崔妤這會兒終於不盯著我了,而是縮著脖子小心翼翼地盯著醫院大廳裡來往的人群。
但凡誰離我們近點兒她都要緊緊盯著人家,從頭到尾打量一遍,比安檢還犀利。
她這個樣子導致周圍的人都用異樣的眼神看著我們。
我這段時間在野外混久了,冷不丁地落到了人堆兒裡還挺不自在的,烏泱泱的人群幾乎能淹死人。
“你們得跟我進去啊,一個都不能少。”
我身後不遠處站著那三個是非頭子,我又不了解以前的事兒,說不準就是他們裡頭的誰把崔妤刺激著了。

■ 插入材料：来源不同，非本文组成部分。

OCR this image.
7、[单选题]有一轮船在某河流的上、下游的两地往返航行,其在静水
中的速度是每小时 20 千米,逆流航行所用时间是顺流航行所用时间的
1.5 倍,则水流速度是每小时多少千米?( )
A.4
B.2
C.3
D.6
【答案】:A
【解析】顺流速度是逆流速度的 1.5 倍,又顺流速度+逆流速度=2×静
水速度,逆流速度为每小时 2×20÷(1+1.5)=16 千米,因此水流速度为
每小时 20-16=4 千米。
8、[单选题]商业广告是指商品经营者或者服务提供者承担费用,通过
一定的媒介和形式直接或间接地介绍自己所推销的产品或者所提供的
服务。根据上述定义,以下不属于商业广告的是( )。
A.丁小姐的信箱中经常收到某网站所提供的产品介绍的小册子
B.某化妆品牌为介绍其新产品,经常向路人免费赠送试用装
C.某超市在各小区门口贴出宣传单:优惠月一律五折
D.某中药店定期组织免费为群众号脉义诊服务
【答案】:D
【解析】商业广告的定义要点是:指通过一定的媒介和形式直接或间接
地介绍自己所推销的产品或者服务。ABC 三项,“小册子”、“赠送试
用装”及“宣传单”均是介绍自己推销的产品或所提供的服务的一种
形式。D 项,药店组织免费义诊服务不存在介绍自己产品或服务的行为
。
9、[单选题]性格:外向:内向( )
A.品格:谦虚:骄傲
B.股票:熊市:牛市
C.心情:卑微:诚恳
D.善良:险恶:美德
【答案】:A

結果進去以後他們三個按年紀排排站好,看起來老實巴交的,一致認為崔妤沒什麼攻擊性。
問到我的時候我也不知道怎麼說好,因為她確實攻擊我了,但沒攻擊成。
自打坐下以後崔妤就鬆開了我的手,低著頭不說話,看著情緒還挺穩定。
直到醫生問起她為什麼情緒激動,我猶豫著說道:“大概因為抓飯、拌麵,或者湯飯……”
醫生眉頭一皺,陸陸續續問了不少問題,那我是一問三不知,後來我們這些閒雜人等就被暫時請了出去。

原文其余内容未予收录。